PRIVATE CLOUD 106 is similar to public cloud 105, except that the computing resources are only available for use by a single enterprise. While private cloud 106 is depicted as being in communication with WAN 102, in other embodiments a private cloud may be disconnected from the internet entirely and only accessible through a local/private network. A hybrid cloud is a composition of multiple clouds of different types (for example, private, community or public cloud types), often respectively implemented by different vendors. Each of the multiple clouds remains a separate and discrete entity, but the larger hybrid cloud architecture is bound together by standardized or proprietary technology that enables orchestration, management, and/or data/application portability between the multiple constituent clouds. In this embodiment, public cloud 105 and private cloud 106 are both part of a larger hybrid cloud.
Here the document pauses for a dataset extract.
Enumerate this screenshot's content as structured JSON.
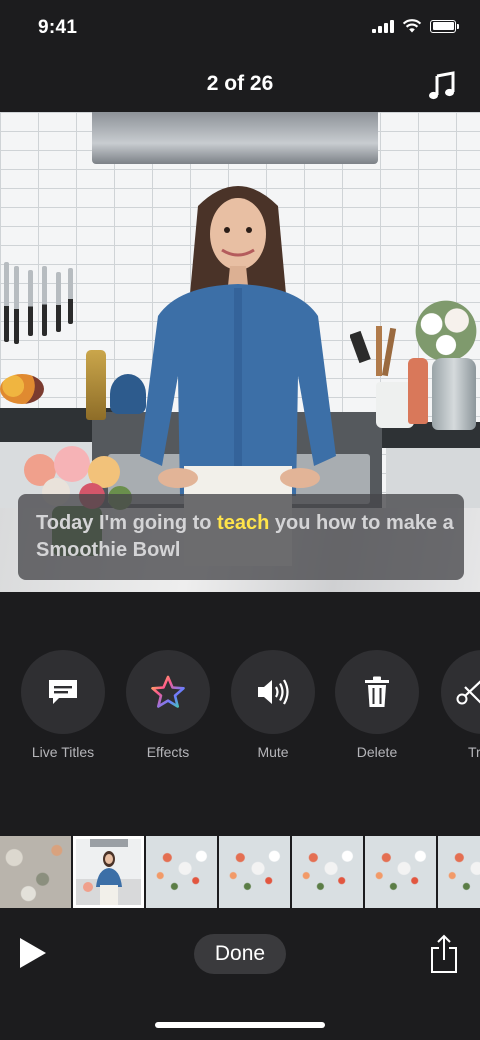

The descriptions of the various embodiments of the present invention have been presented for purposes of illustration, but are not intended to be exhaustive or limited to the embodiments disclosed. Many modifications and variations will be apparent to those of ordinary skill in the art without departing from the scope and spirit of the described embodiments. The terminology used herein was chosen to best explain the principles of the embodiments, the practical application or technical improvement over technologies found in the marketplace, or to enable others of ordinary skill in the art to understand the embodiments disclosed herein.